On Saturday, after two New York police officers were ambushed and slain by a deranged ex-felon and prison gang member, New York Mayor Bill de Blasio met privately with the officers’ families, and also went to the hospital where the officers were taken after being shot. As he arrived, a number of cops who had already gathered there turned their backs on the mayor as a deliberate show of disrespect.

We’re a democracy. Government is accountable to the people through free elections. Military and police authorities are accountable to elected officials. Back in 1951, when President Truman fired General MacArthur, he did so not because of personal animosity between the men, but because MacArthur had disrespected the civilian authority he was answerable to.

I don’t have a problem with these cops criticizing the mayor. That’s free speech, and they have a right to do that. But they don’t have a right to do it on duty, while in uniform. As a citizen, that makes me uncomfortable, because of what it implies for the lines of authority in the city’s structure of government.

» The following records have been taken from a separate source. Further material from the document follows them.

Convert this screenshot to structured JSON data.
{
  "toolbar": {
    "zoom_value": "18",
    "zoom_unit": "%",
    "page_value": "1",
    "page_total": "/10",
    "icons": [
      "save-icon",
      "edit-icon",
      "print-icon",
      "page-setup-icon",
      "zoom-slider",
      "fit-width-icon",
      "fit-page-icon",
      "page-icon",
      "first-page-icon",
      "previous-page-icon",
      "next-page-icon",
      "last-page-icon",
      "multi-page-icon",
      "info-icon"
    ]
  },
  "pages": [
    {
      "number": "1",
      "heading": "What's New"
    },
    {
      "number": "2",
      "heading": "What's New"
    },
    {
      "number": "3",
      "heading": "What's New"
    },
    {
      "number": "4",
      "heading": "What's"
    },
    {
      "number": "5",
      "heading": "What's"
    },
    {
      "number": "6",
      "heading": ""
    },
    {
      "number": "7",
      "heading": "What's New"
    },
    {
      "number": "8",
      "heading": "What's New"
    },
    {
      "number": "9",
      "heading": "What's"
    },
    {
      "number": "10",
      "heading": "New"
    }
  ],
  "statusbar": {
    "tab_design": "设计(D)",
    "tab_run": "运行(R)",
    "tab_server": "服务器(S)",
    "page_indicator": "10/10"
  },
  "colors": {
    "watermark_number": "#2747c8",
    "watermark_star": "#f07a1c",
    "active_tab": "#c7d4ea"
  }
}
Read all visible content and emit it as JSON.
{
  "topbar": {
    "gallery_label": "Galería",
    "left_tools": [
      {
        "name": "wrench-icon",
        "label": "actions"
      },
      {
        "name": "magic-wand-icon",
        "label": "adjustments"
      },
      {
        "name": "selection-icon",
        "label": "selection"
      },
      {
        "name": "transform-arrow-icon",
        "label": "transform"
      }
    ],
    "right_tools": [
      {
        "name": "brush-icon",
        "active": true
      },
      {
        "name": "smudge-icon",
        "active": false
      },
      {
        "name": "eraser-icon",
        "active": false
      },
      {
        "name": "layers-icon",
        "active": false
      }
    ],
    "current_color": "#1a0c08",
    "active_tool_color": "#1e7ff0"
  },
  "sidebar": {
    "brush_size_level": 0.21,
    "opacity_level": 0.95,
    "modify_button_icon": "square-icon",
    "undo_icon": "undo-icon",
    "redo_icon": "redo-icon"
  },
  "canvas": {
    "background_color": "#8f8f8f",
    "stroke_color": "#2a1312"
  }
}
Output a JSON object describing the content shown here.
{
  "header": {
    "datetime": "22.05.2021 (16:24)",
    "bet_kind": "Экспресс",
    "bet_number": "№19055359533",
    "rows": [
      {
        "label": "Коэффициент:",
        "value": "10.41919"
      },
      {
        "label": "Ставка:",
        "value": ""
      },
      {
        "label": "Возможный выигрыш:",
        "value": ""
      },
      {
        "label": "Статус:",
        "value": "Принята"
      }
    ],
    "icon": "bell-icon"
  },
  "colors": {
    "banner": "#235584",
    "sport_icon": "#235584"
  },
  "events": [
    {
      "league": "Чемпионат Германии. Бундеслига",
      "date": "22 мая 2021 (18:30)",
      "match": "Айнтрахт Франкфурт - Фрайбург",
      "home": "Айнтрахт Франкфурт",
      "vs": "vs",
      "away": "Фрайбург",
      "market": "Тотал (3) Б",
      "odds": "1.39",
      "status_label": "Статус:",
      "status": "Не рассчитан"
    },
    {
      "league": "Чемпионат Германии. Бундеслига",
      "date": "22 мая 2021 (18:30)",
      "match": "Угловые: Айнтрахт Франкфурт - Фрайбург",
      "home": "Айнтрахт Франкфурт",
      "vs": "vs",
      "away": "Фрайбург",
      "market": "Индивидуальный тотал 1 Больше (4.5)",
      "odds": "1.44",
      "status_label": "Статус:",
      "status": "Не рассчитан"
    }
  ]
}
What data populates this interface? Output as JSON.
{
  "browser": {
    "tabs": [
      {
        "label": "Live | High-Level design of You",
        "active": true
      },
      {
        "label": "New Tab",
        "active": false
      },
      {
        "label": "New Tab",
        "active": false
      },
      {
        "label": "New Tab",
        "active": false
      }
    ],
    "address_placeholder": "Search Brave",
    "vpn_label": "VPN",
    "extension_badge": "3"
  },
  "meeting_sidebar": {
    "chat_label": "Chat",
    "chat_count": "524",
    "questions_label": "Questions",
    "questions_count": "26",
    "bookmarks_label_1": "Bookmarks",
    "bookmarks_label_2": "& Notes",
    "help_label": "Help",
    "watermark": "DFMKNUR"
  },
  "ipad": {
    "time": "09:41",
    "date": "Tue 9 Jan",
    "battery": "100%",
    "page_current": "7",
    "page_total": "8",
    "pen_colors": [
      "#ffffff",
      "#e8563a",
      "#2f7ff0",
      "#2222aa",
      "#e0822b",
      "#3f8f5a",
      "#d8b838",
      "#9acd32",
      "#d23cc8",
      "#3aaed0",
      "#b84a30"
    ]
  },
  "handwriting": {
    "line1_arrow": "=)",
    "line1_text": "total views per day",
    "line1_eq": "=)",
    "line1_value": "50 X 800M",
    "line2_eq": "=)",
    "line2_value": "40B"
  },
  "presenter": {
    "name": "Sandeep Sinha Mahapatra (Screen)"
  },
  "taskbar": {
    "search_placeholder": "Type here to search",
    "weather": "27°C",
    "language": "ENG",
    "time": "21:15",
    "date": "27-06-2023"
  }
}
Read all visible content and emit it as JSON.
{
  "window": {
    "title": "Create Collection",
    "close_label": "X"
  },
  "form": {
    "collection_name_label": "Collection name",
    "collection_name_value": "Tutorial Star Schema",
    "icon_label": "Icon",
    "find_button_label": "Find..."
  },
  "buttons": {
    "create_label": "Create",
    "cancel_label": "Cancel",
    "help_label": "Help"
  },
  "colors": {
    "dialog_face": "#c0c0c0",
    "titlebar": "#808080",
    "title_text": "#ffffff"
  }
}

These police officers have the same right to free speech as the ordinary citizens protesting against police brutality in Ferguson, New York, Seattle, and other cities. But they don’t have a right to be police officers, nor any right to associate their personal views with the badge and uniform they wear in the public’s name. No one should have difficulty understanding this, because nearly everyone is familiar with the principle that private companies don’t allow their employees to engage in political activity on company time or invoke the company’s name when expressing personal views.

In other words, these cops can criticize the mayor to their hearts’ content on their own time. But they can’t do it at work or in uniform, because the uniform doesn’t belong to them. The citizens of New York City who entrusted them with the badge and uniform did not give them permission to use it to further an agenda of undercutting the lines of authority that flow from citizens to elected officials to subordinates employed to exercise the power and authority of government in their name.

This has nothing to do with whether their feelings about Bill de Blasio as a person or politician. It’s about respecting the office and acknowledging their subordinate role to civilian authority.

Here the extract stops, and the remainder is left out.